One of the Sun's greatest mysteries lies in its temperature pattern. As the plasma moves outward from the core, the temperature plummets from around 27 million degrees Fahrenheit to about 10,000 degrees Fahrenheit in the photosphere. But then, instead of continuing to cool, the temperature soars to over 2 million degrees Fahrenheit in the corona.
This sudden warming phenomenon is thought to stem from complex interactions between charged particles and extremely strong magnetic fields – which can twist, stretch, and then spring back. Despite decades of research, the detailed mechanisms behind this process remain largely unexplained.

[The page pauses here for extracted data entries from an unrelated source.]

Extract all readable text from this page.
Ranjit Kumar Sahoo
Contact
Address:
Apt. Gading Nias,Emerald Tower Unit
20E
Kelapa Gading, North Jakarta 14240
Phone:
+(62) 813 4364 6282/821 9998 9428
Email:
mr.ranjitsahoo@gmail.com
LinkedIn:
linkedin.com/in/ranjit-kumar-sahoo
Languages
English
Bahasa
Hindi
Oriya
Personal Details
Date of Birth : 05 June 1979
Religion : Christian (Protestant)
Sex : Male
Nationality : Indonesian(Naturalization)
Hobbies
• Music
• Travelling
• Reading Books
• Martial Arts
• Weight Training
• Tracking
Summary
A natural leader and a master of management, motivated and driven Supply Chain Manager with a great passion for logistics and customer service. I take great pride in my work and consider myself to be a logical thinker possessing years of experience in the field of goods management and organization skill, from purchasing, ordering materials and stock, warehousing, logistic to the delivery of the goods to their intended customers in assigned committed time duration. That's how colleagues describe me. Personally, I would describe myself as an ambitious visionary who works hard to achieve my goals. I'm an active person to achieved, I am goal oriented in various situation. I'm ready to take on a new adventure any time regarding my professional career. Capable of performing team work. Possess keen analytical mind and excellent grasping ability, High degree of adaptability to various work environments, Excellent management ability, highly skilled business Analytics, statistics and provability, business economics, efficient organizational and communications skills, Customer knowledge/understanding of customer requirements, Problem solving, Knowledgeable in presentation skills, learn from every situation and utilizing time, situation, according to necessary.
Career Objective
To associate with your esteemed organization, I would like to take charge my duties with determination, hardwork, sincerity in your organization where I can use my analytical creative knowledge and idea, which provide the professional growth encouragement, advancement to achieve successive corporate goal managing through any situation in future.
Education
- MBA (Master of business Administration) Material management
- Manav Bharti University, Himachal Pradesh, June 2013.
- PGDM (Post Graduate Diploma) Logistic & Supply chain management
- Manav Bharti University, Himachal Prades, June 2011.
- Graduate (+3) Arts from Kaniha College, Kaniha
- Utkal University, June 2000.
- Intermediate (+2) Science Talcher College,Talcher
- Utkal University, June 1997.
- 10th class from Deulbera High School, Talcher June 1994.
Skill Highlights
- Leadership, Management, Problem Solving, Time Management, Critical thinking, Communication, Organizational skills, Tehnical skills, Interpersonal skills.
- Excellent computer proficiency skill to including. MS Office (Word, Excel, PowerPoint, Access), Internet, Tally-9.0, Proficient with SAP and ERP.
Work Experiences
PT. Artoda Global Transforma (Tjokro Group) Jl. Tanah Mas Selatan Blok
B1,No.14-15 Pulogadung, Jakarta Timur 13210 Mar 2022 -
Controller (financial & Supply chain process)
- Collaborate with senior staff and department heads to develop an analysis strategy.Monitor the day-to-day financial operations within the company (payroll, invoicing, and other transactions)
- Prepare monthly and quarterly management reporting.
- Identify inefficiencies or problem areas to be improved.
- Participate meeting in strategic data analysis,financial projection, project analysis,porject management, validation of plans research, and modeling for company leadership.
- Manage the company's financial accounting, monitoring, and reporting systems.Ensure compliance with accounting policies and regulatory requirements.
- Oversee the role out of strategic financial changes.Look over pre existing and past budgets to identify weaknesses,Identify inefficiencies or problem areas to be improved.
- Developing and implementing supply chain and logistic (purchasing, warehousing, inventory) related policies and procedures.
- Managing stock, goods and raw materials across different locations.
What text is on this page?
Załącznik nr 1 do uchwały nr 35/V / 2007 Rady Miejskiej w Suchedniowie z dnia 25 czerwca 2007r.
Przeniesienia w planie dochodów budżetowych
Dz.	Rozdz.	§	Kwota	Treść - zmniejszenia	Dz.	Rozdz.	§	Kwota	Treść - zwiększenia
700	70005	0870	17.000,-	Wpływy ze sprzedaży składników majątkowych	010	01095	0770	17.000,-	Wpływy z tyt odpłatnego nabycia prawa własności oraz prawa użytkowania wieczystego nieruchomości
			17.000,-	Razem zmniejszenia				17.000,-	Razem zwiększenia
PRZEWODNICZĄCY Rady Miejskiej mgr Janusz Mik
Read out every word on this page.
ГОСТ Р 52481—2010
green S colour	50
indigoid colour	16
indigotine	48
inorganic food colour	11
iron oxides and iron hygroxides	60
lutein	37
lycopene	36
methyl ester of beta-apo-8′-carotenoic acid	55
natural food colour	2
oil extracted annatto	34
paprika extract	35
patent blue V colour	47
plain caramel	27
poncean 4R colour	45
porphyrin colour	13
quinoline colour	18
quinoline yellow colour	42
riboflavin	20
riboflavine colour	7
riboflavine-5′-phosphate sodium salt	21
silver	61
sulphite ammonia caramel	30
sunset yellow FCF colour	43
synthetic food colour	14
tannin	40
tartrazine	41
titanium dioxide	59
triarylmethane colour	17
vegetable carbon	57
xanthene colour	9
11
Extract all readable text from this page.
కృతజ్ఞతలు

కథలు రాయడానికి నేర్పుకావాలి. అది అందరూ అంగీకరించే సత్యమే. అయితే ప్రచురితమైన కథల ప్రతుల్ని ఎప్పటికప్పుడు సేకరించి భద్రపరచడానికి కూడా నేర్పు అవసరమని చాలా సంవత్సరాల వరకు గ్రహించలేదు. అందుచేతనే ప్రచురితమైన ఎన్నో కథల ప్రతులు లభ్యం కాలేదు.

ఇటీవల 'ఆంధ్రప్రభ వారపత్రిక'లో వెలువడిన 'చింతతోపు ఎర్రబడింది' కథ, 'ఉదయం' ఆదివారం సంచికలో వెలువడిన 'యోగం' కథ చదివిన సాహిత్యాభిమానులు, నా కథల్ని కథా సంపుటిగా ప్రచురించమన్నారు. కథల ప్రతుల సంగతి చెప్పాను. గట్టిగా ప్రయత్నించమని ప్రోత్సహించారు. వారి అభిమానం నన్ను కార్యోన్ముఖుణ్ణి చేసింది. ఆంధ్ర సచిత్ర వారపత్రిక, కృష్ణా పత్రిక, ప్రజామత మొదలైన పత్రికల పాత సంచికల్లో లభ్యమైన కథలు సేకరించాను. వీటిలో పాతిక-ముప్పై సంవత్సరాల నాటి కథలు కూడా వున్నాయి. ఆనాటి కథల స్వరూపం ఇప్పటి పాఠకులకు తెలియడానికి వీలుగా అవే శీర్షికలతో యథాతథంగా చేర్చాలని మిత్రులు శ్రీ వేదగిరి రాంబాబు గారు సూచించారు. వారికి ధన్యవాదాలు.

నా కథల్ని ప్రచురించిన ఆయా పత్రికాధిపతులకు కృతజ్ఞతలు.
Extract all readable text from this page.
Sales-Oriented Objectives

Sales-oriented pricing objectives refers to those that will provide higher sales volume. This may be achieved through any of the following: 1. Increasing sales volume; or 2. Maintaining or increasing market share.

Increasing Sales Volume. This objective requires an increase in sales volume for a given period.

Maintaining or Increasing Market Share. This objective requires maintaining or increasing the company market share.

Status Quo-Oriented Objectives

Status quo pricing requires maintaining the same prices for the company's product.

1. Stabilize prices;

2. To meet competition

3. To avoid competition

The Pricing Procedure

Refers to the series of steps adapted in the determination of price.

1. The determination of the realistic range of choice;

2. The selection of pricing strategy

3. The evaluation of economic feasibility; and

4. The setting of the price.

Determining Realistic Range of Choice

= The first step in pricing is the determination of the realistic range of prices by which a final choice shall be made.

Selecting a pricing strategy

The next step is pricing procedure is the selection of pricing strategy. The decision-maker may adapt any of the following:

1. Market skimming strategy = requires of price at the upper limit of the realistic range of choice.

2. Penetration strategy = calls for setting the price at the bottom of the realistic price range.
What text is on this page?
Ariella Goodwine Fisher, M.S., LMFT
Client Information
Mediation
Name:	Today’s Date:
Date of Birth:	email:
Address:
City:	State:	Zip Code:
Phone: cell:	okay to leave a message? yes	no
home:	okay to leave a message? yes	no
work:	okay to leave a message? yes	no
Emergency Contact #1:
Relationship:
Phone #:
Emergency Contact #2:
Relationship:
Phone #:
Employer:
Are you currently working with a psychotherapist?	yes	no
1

Klein said scientists know there's always a continuous stream of heat being pumped into the solar wind, but the question is what mechanism generates that heating. Previously, they relied primarily on simple models and computer simulations. Now, thanks to the Parker Solar Probe and measurements of particle velocity distributions at extremely close distances, these models can be more accurately calibrated to directly calculate how the heating process occurs.
Before Parker made those daring close approaches – which the mission team likened to 'kissing the Sun' – the data collected was quite limited. The closest flyby brought the spacecraft to within just 3.8 million miles of the Sun's surface. Prior to that, researchers relied heavily on simplistic assumptions about how charged particles are distributed in space.
The new model rewrites our understanding of the solar wind.
One of the central questions is how the solar wind gets heated as it accelerates away from the Sun's surface. With new measurements and calculations, the research team believes they are 'rewriting' our understanding of how energy moves in the Sun's outer atmosphere.
To achieve this, Klein's team developed a computational tool called the Arbitrary Linear Plasma Solver (ALPS). This tool allows for direct analysis of the actual particle distribution measured by Parker, rather than forcing the data into idealized models. This enables researchers to calculate how waves propagate within the plasma and how the heating rate changes as particles rush outward.
At the point of no return – where the solar wind completely separates from the Sun's gravitational pull – the particles begin to cool, but much more slowly than would be predicted if only expansion were considered. Klein describes this slow cooling as "damping," a crucial clue that still needs a complete explanation.
By combining ALPS with data from Parker, the research team was able to precisely measure how energy is distributed among different types of charged particles in the solar wind. According to Klein, this capability not only helps to better understand the Sun, but could also be applied to many other cosmic environments affected by hot plasma and magnetic fields, such as interstellar gas, accretion disks around black holes, or neutron stars.
If scientists can decipher the mechanism of energy dissipation in the solar wind, they could extend that knowledge to other astronomical systems where plasma plays a central role in the formation and evolution of the universe's structure.